The Kathmandu Post, May 13
KATHMANDU, May 12 - If the prevailing political polarization continues, it could lead the country to a constitutional crisis, according to experts. And early signs are ominous.
It all began with Prime Minister Pushpa Kamal Dahal failing to seek consensus from coalition partners on the removal of Chief of Army Staff Rookmangud Katawal last Sunday and President Ram Baran Yadav overriding the prime ministerial directive that very day.
“The Interim Constitution has nowhere envisaged a situation where prime minister and president operate in two different directions,” says Laxman Aryal, who led the team that drafted the Interim Constitution.
If the row over Katawal began the slide towards constitutional stalemate, subsequent events de-monstrated that constitutional breaches have become commonplace.
The parties have failed to form a new government since Prime Minister Dahal resigned last Monday, a day after the presidential overruling. According to the Interim Constitution, the parties have to form a government based on political consensus, and failing to do so, allows the president to call on the parties to form a government through majority vote in the Constituent Assembly (CA).

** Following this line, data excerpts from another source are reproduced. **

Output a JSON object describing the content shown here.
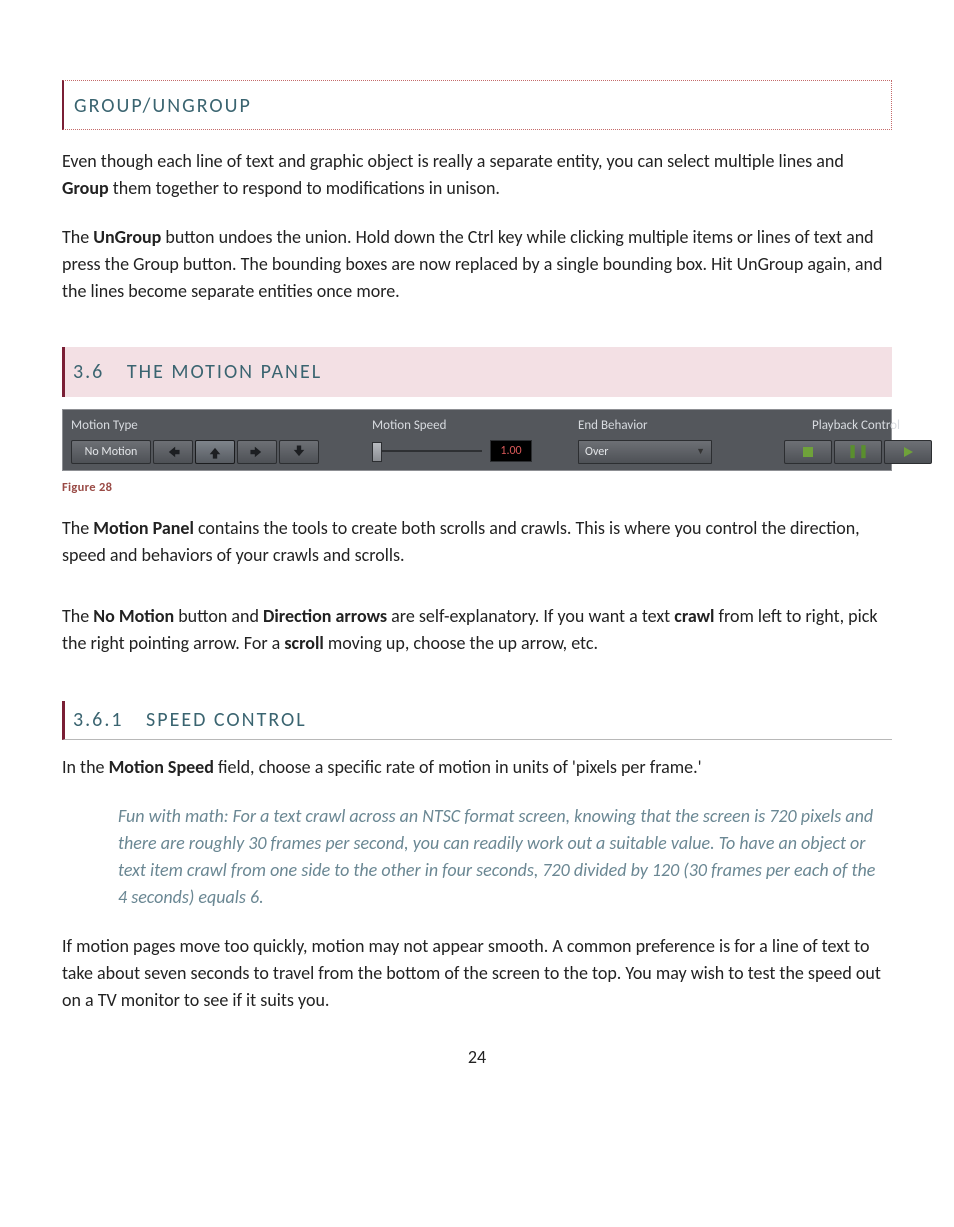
{
  "group_box": {
    "title": "GROUP/UNGROUP",
    "p1a": " Even though each line of text and graphic object is really a separate entity, you can select multiple lines and ",
    "p1b": "Group",
    "p1c": " them together to respond to modifications in unison.",
    "p2a": "The ",
    "p2b": "UnGroup",
    "p2c": " button undoes the union. Hold down the Ctrl key while clicking multiple items or lines of text and press the Group button. The bounding boxes are now replaced by a single bounding box. Hit UnGroup again, and the lines become separate entities once more."
  },
  "section": {
    "num": "3.6",
    "title": "THE MOTION PANEL"
  },
  "panel": {
    "motion_type_label": "Motion Type",
    "motion_speed_label": "Motion Speed",
    "end_behavior_label": "End Behavior",
    "playback_label": "Playback Control",
    "no_motion": "No Motion",
    "speed_value": "1.00",
    "end_behavior_value": "Over"
  },
  "caption": "Figure 28",
  "para_mp_a": "The ",
  "para_mp_b": "Motion Panel",
  "para_mp_c": " contains the tools to create both scrolls and crawls.  This is where you control the direction, speed and behaviors of your crawls and scrolls.",
  "para_nm_a": "The ",
  "para_nm_b": "No Motion",
  "para_nm_c": " button and ",
  "para_nm_d": "Direction arrows",
  "para_nm_e": " are self-explanatory. If you want a text ",
  "para_nm_f": "crawl",
  "para_nm_g": " from left to right, pick the right pointing arrow. For a ",
  "para_nm_h": "scroll",
  "para_nm_i": " moving up, choose the up arrow, etc.",
  "subsection": {
    "num": "3.6.1",
    "title": "SPEED CONTROL"
  },
  "speed_p_a": "In the ",
  "speed_p_b": "Motion Speed",
  "speed_p_c": " field, choose a specific rate of motion in units of 'pixels per frame.'",
  "tip": "Fun with math: For a text crawl across an NTSC format screen, knowing that the screen is 720 pixels and there are roughly 30 frames per second, you can readily work out a suitable value.  To have an object or text item crawl from one side to the other in four seconds, 720 divided by 120 (30 frames per each of the 4 seconds) equals 6.",
  "closing": "If motion pages move too quickly, motion may not appear smooth. A common preference is for a line of text to take about seven seconds to travel from the bottom of the screen to the top. You may wish to test the speed out on a TV monitor to see if it suits you.",
  "page_number": "24"
}
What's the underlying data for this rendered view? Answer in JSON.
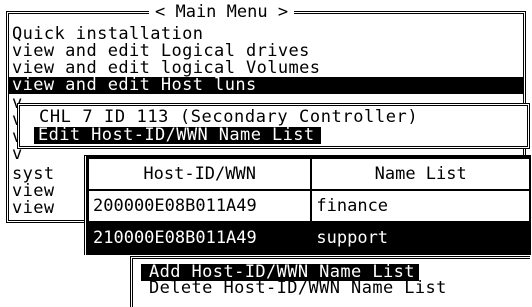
{
  "main_menu": {
    "title": "< Main Menu >",
    "items": [
      "Quick installation",
      "view and edit Logical drives",
      "view and edit logical Volumes",
      "view and edit Host luns",
      "v",
      "v",
      "v",
      "v",
      "syst",
      "view",
      "view"
    ],
    "selected_index": 3
  },
  "channel_box": {
    "title": "CHL 7 ID 113 (Secondary Controller)",
    "option": "Edit Host-ID/WWN Name List"
  },
  "host_table": {
    "headers": [
      "Host-ID/WWN",
      "Name List"
    ],
    "rows": [
      {
        "host": "200000E08B011A49",
        "name": "finance"
      },
      {
        "host": "210000E08B011A49",
        "name": "support"
      }
    ],
    "selected_row": 1
  },
  "action_menu": {
    "items": [
      "Add Host-ID/WWN Name List",
      "Delete Host-ID/WWN Name List"
    ],
    "selected_index": 0
  }
}
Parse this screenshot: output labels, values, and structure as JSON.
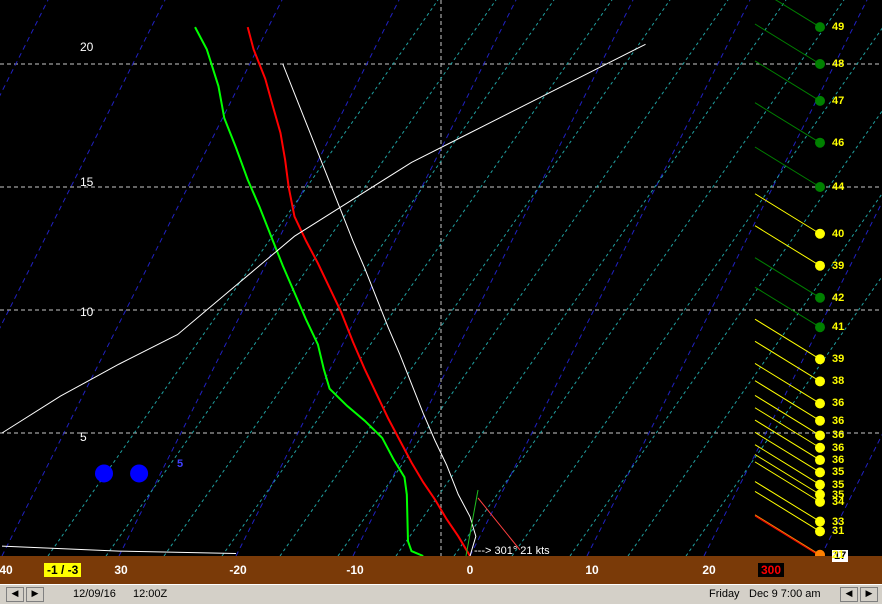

If the parties fail to form a government as per Article 38 (2) of the constitution, a constitutional crisis is inevitable given the fact that the constitution has given no other option -- for example, formation of a minority government. President Yadav has already directed the parties to go for majority government, which, say experts, is not a normal development “at this point of time” for two reasons.
First, opting for the 'politics of mathematics' is itself a constitutio-nal aberration as the constitution stresses on consensus, according to Daman Nath Dhungana, who was a member of the committee that drafted the 1990 constitution. Sec-ond, to approach government formation with the assumption that a majority vote can be garnered in a hung parliament is in itself a wrong premise, argues Govinda Bandi, a constitutional lawyer.
“Morning shows the day,” says Bandi. “That the parties have to look to form an elusive majority government in a hung parliament clearly shows the country is heading towards constitutional crisis.”
Try unraveling the Gordian knot and it gets even tougher. The Maoists have declared they will not let the House function until the President corrects his “unconstitutional” move.
This precludes exploration of any constitutional possibilities, according to Bhimarjun Acharya, a constitutional expert.
“Even if the Maoists let the House function, it is most unlikely that Nepali Congress and CPN-UML -- which are trying to lead a new coalition -- will be able to operate a government without Maoists,” adds Bandi.
And the breakdown of politics of consensus will have long-term repercussions.
In normal situation, the case would land in the Supreme Court, which would then resolve the crisis. “But this is a political issue, not a legal one,” says Acharya. “This therefore can only be resolved politically, not legally.”